Ferraro described the injury as nothing out of the ordinary.
"If he had to have a chip, this is the best kind to have," the veterinarian said. "Unless something else is found, this type of chip has the best prognosis."
Whittingham, who also owns 25% of Sunday Silence, is likewise optimistic that his champion 3-year-old colt will come back to the races next year as good as ever.
Besides his victory in the Classic, Sunday Silence won the Kentucky Derby, the Preakness, the Santa Anita Derby and a record $4,578,454 in 1989. He ranks third in all-time earnings behind Alysheba and John Henry.
Arthur Hancock of Lexington, Ky., owns 50% of Sunday Silence and Dr. Ernest Gaillard of La Jolla owns the other 25%. Reached at his Stone Farm on Monday, Hancock said he briefly considered retiring the colt to stud.
"From what Charlie told me, though, he'll come back 100%," Hancock said. "Anyway, I think 4 is a little too young to send a horse to stud. They don't really mature as a racehorse until they get to be 4 or 5.
"If everything goes all right, I'd like Sunday Silence to have a shot at winning the Classic again next year," Hancock said. "Maybe even get the earnings record. Racing needs stars, and he's certainly a popular horse."

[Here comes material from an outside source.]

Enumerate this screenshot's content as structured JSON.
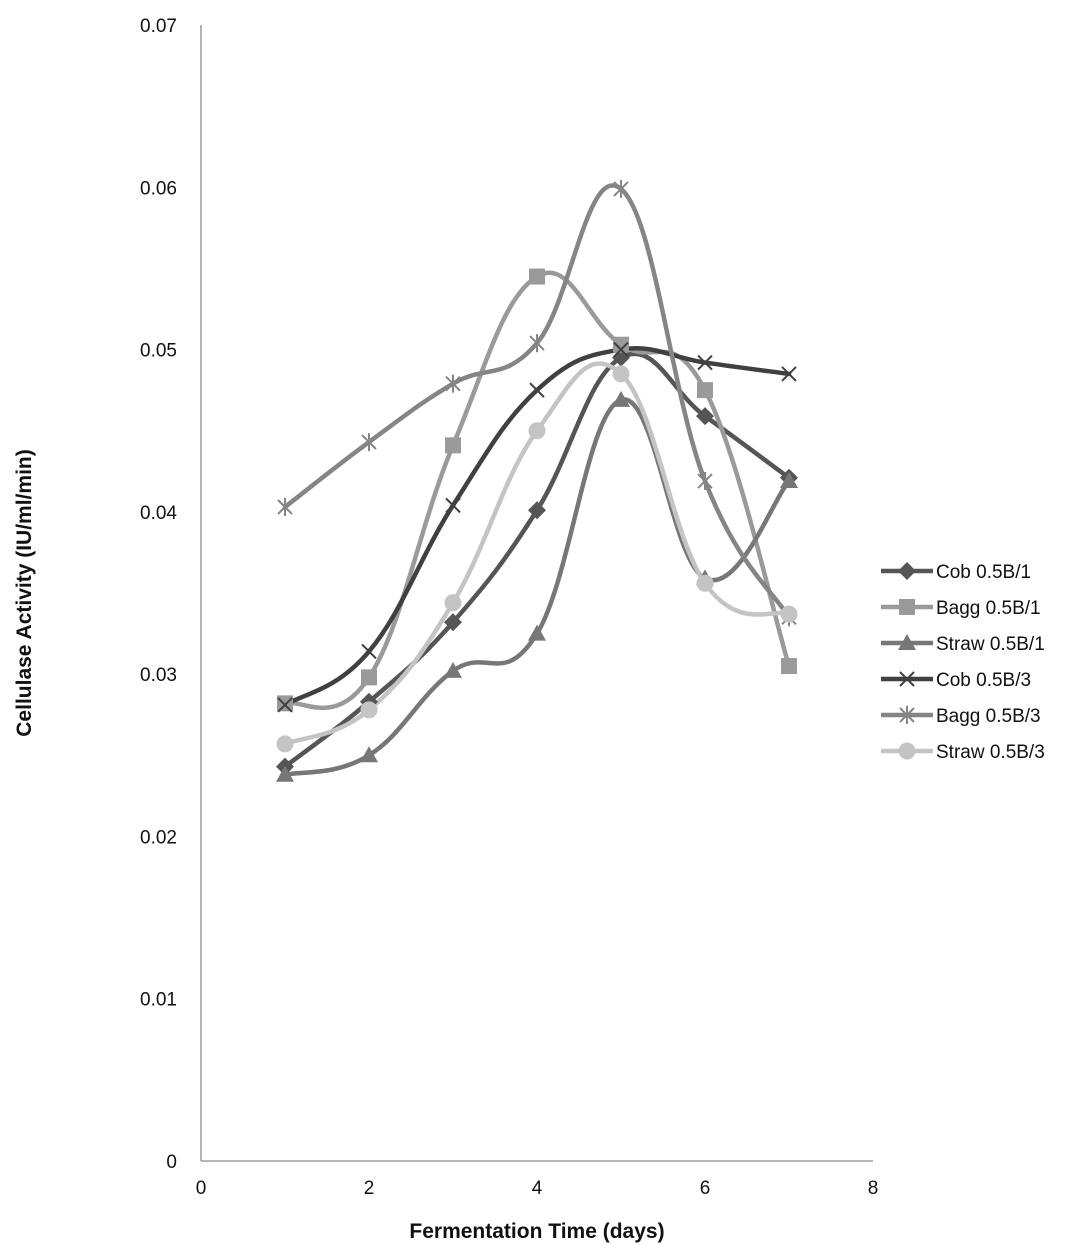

Whittingham said he detected heat in Sunday Silence's knee late last week, a few days after the colt's return to Santa Anita from his victory over Easy Goer in the Classic at Gulfstream Park. Ferraro said that X-rays revealed a chip about the size of the nail on an adult's index finger.
"It is located above the joint, and not on a weight-bearing surface," Ferraro said. "That's why a horse can recover quickly and be able to run very well."

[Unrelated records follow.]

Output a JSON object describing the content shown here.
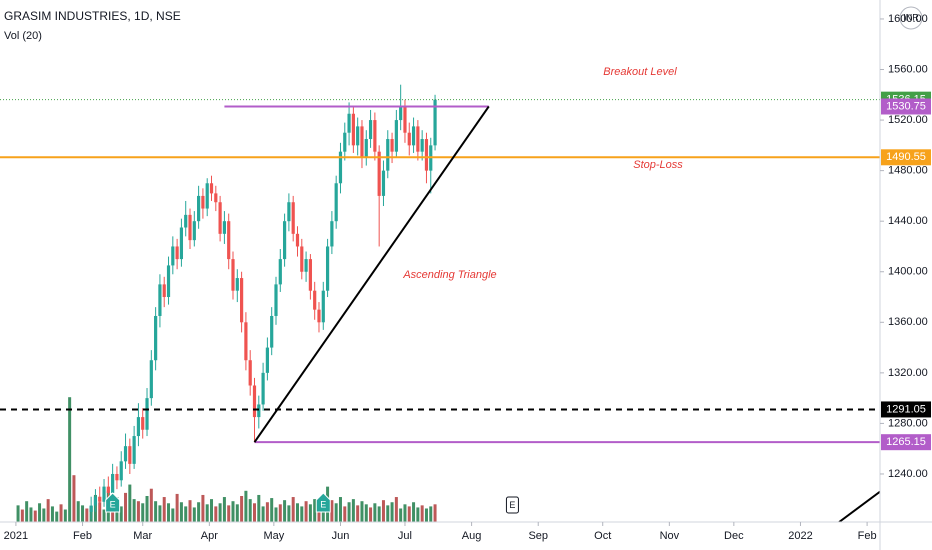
{
  "chart_data": {
    "type": "candlestick",
    "title": "GRASIM INDUSTRIES, 1D, NSE",
    "subtitle": "Vol (20)",
    "currency": "INR",
    "up_color": "#26a69a",
    "down_color": "#ef5350",
    "grid": false,
    "xlim": [
      -7.4,
      402
    ],
    "xticks": [
      {
        "value": 0,
        "label": "2021"
      },
      {
        "value": 31,
        "label": "Feb"
      },
      {
        "value": 59,
        "label": "Mar"
      },
      {
        "value": 90,
        "label": "Apr"
      },
      {
        "value": 120,
        "label": "May"
      },
      {
        "value": 151,
        "label": "Jun"
      },
      {
        "value": 181,
        "label": "Jul"
      },
      {
        "value": 212,
        "label": "Aug"
      },
      {
        "value": 243,
        "label": "Sep"
      },
      {
        "value": 273,
        "label": "Oct"
      },
      {
        "value": 304,
        "label": "Nov"
      },
      {
        "value": 334,
        "label": "Dec"
      },
      {
        "value": 365,
        "label": "2022"
      },
      {
        "value": 396,
        "label": "Feb"
      }
    ],
    "ylim": [
      1202,
      1615
    ],
    "yticks": [
      {
        "value": 1240,
        "label": "1240.00"
      },
      {
        "value": 1280,
        "label": "1280.00"
      },
      {
        "value": 1320,
        "label": "1320.00"
      },
      {
        "value": 1360,
        "label": "1360.00"
      },
      {
        "value": 1400,
        "label": "1400.00"
      },
      {
        "value": 1440,
        "label": "1440.00"
      },
      {
        "value": 1480,
        "label": "1480.00"
      },
      {
        "value": 1520,
        "label": "1520.00"
      },
      {
        "value": 1560,
        "label": "1560.00"
      },
      {
        "value": 1600,
        "label": "1600.00"
      }
    ],
    "candles": [
      [
        35,
        1210,
        1222,
        1204,
        1215
      ],
      [
        37,
        1215,
        1228,
        1210,
        1222
      ],
      [
        39,
        1222,
        1230,
        1212,
        1218
      ],
      [
        41,
        1218,
        1236,
        1214,
        1230
      ],
      [
        43,
        1230,
        1238,
        1218,
        1225
      ],
      [
        45,
        1225,
        1248,
        1220,
        1240
      ],
      [
        47,
        1240,
        1246,
        1228,
        1235
      ],
      [
        49,
        1235,
        1258,
        1230,
        1250
      ],
      [
        51,
        1250,
        1272,
        1244,
        1262
      ],
      [
        53,
        1262,
        1268,
        1240,
        1248
      ],
      [
        55,
        1248,
        1278,
        1244,
        1270
      ],
      [
        57,
        1270,
        1296,
        1262,
        1285
      ],
      [
        59,
        1285,
        1292,
        1268,
        1275
      ],
      [
        61,
        1275,
        1308,
        1270,
        1300
      ],
      [
        63,
        1300,
        1338,
        1294,
        1330
      ],
      [
        65,
        1330,
        1372,
        1322,
        1365
      ],
      [
        67,
        1365,
        1398,
        1356,
        1390
      ],
      [
        69,
        1390,
        1396,
        1372,
        1380
      ],
      [
        71,
        1380,
        1412,
        1374,
        1405
      ],
      [
        73,
        1405,
        1428,
        1398,
        1420
      ],
      [
        75,
        1420,
        1426,
        1402,
        1410
      ],
      [
        77,
        1410,
        1442,
        1404,
        1435
      ],
      [
        79,
        1435,
        1456,
        1428,
        1445
      ],
      [
        81,
        1445,
        1450,
        1418,
        1425
      ],
      [
        83,
        1425,
        1448,
        1420,
        1440
      ],
      [
        85,
        1440,
        1468,
        1434,
        1460
      ],
      [
        87,
        1460,
        1466,
        1442,
        1450
      ],
      [
        89,
        1450,
        1474,
        1444,
        1470
      ],
      [
        91,
        1470,
        1476,
        1456,
        1462
      ],
      [
        93,
        1462,
        1468,
        1448,
        1455
      ],
      [
        95,
        1455,
        1460,
        1424,
        1430
      ],
      [
        97,
        1430,
        1448,
        1422,
        1440
      ],
      [
        99,
        1440,
        1446,
        1402,
        1410
      ],
      [
        101,
        1410,
        1416,
        1378,
        1385
      ],
      [
        103,
        1385,
        1402,
        1376,
        1395
      ],
      [
        105,
        1395,
        1400,
        1352,
        1360
      ],
      [
        107,
        1360,
        1368,
        1322,
        1330
      ],
      [
        109,
        1330,
        1338,
        1302,
        1310
      ],
      [
        111,
        1310,
        1316,
        1265.15,
        1285
      ],
      [
        113,
        1285,
        1302,
        1276,
        1295
      ],
      [
        115,
        1295,
        1328,
        1290,
        1320
      ],
      [
        117,
        1320,
        1348,
        1314,
        1340
      ],
      [
        119,
        1340,
        1372,
        1334,
        1365
      ],
      [
        121,
        1365,
        1396,
        1358,
        1390
      ],
      [
        123,
        1390,
        1418,
        1384,
        1410
      ],
      [
        125,
        1410,
        1446,
        1404,
        1440
      ],
      [
        127,
        1440,
        1462,
        1432,
        1455
      ],
      [
        129,
        1455,
        1460,
        1424,
        1430
      ],
      [
        131,
        1430,
        1436,
        1412,
        1420
      ],
      [
        133,
        1420,
        1426,
        1394,
        1400
      ],
      [
        135,
        1400,
        1416,
        1392,
        1410
      ],
      [
        137,
        1410,
        1414,
        1378,
        1385
      ],
      [
        139,
        1385,
        1392,
        1362,
        1370
      ],
      [
        141,
        1370,
        1376,
        1352,
        1360
      ],
      [
        143,
        1360,
        1392,
        1354,
        1385
      ],
      [
        145,
        1385,
        1426,
        1380,
        1420
      ],
      [
        147,
        1420,
        1448,
        1414,
        1440
      ],
      [
        149,
        1440,
        1476,
        1434,
        1470
      ],
      [
        151,
        1470,
        1502,
        1462,
        1495
      ],
      [
        153,
        1495,
        1518,
        1488,
        1510
      ],
      [
        155,
        1510,
        1534,
        1500,
        1525
      ],
      [
        157,
        1525,
        1530,
        1494,
        1500
      ],
      [
        159,
        1500,
        1522,
        1492,
        1515
      ],
      [
        161,
        1515,
        1520,
        1482,
        1490
      ],
      [
        163,
        1490,
        1512,
        1484,
        1505
      ],
      [
        165,
        1505,
        1528,
        1498,
        1520
      ],
      [
        167,
        1520,
        1526,
        1488,
        1495
      ],
      [
        169,
        1495,
        1500,
        1420,
        1460
      ],
      [
        171,
        1460,
        1488,
        1452,
        1480
      ],
      [
        173,
        1480,
        1512,
        1474,
        1505
      ],
      [
        175,
        1505,
        1510,
        1486,
        1495
      ],
      [
        177,
        1495,
        1528,
        1490,
        1520
      ],
      [
        179,
        1520,
        1548,
        1512,
        1530
      ],
      [
        181,
        1530,
        1536,
        1502,
        1510
      ],
      [
        183,
        1510,
        1518,
        1492,
        1500
      ],
      [
        185,
        1500,
        1522,
        1494,
        1515
      ],
      [
        187,
        1515,
        1520,
        1488,
        1495
      ],
      [
        189,
        1495,
        1512,
        1488,
        1505
      ],
      [
        191,
        1505,
        1510,
        1470,
        1480
      ],
      [
        193,
        1480,
        1506,
        1462,
        1500
      ],
      [
        195,
        1500,
        1540,
        1496,
        1536.15
      ]
    ],
    "volume": {
      "x_start": 1,
      "x_step": 2,
      "lim": [
        0,
        12.5
      ],
      "values": [
        1.6,
        1.2,
        2.0,
        1.4,
        1.1,
        1.8,
        1.3,
        2.2,
        1.5,
        1.0,
        1.7,
        1.2,
        12.0,
        4.5,
        2.0,
        1.6,
        1.3,
        1.5,
        2.6,
        1.9,
        1.2,
        3.0,
        1.7,
        2.4,
        1.5,
        2.8,
        3.6,
        2.2,
        2.0,
        1.8,
        2.5,
        3.2,
        2.0,
        1.6,
        2.4,
        1.8,
        1.3,
        2.7,
        1.9,
        1.5,
        2.1,
        1.4,
        1.9,
        2.6,
        1.7,
        2.2,
        1.5,
        1.8,
        2.4,
        1.6,
        2.0,
        1.7,
        2.5,
        3.0,
        2.2,
        1.8,
        2.6,
        1.5,
        1.9,
        2.3,
        1.4,
        1.7,
        2.1,
        1.6,
        2.4,
        1.8,
        1.5,
        2.0,
        1.7,
        2.2,
        1.6,
        1.9,
        3.4,
        2.1,
        1.8,
        2.4,
        1.5,
        1.9,
        2.2,
        1.6,
        2.0,
        1.7,
        1.4,
        1.8,
        1.5,
        2.1,
        1.6,
        1.9,
        2.4,
        1.3,
        1.7,
        1.5,
        1.9,
        1.4,
        1.6,
        1.3,
        1.5,
        1.7
      ]
    },
    "levels": [
      {
        "value": 1530.75,
        "color": "#b25dc9",
        "from": 97,
        "to": 220,
        "style": "solid"
      },
      {
        "value": 1490.55,
        "color": "#f7a21b",
        "style": "solid"
      },
      {
        "value": 1291.05,
        "color": "#000000",
        "style": "dashed"
      },
      {
        "value": 1265.15,
        "color": "#b25dc9",
        "from": 111,
        "style": "solid"
      }
    ],
    "last_price_color": "#43a047",
    "trendlines": [
      [
        [
          111,
          1265.15
        ],
        [
          220,
          1530.75
        ]
      ],
      [
        [
          383,
          1202
        ],
        [
          402,
          1226
        ]
      ]
    ],
    "annotations": [
      "Breakout Level",
      "Stop-Loss",
      "Ascending Triangle"
    ],
    "events": [
      {
        "x": 45,
        "label": "E"
      },
      {
        "x": 143,
        "label": "E"
      },
      {
        "x": 231,
        "label": "E"
      }
    ]
  }
}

Said Whittingham: "I've had many horses come back better than ever from that kind of injury. We took a chip out of Balzac's knee and look what he went on to do."
As a 3-year-old in 1978, Elizabeth Keck's Balzac injured his knee while finishing second to Affirmed in the Santa Anita Derby. He returned for Whittingham the next year, won the Oak Tree Invitational and earned nearly half a million dollars after his operation.

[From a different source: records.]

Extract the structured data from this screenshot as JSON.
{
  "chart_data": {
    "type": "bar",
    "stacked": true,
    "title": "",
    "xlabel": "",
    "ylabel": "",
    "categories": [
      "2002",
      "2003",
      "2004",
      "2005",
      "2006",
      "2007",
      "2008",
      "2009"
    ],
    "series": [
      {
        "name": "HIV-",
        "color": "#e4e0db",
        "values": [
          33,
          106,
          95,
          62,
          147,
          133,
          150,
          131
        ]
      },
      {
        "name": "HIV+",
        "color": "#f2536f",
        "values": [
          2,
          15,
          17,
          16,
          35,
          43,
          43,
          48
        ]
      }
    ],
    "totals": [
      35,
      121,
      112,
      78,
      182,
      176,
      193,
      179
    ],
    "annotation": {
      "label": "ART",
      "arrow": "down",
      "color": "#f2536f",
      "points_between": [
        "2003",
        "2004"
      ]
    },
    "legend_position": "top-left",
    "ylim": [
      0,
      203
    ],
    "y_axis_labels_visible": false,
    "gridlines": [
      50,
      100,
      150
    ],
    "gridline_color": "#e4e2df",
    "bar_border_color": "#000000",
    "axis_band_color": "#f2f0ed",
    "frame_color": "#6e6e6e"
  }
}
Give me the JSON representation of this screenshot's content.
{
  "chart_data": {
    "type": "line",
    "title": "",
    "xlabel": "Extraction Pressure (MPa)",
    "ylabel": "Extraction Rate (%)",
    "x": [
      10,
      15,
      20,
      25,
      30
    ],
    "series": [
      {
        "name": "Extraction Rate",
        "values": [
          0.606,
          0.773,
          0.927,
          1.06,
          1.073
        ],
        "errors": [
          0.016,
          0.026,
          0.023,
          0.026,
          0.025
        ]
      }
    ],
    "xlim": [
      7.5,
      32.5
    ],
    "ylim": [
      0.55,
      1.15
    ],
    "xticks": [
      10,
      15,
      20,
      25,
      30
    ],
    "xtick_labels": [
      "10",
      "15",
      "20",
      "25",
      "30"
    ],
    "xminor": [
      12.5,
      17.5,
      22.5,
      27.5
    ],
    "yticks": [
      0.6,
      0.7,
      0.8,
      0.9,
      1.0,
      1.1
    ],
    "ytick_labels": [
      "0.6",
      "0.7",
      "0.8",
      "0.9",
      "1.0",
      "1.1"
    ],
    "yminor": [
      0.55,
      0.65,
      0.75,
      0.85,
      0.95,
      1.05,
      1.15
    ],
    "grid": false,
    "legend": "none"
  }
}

Spend a Buck was another high-profile thoroughbred who bounced back after knee surgery for removal of a bone chip. He had that surgery in November of his 2-year-old season, then returned in the spring of 1985 and won the Kentucky Derby and, eventually, was voted horse of the year.
"There's some people who would go ahead and train a horse with a chip still in there," Whittingham said. "You can get away with it, but sometimes the chip gets to grinding away at the cartilage, and you end up with worse damage. Just as well to get it out of there and start fresh."
Plans originally called for Sunday Silence to get a brief vacation and be pointed for the San Fernando Stakes at Santa Anita in mid-January. The injury will deprive him of a chance to run in the $500,000 Strub Stakes in February and the $1,000,000 Santa Anita Handicap in March.
"That doesn't break my heart," Whittingham said. "If he wins a lot early in the year, he ends up carrying too much weight in handicaps later on. Anyway, he's still growing. A little extra time off will do him a world of good."
Sunday Silence was shipped from Santa Anita to Hollywood Park early Tuesday morning with the rest of Whittingham's stable. The colt will remain at the track during his recovery, and if all goes well, Whittingham said, Sunday Silence could go back into training in about three months.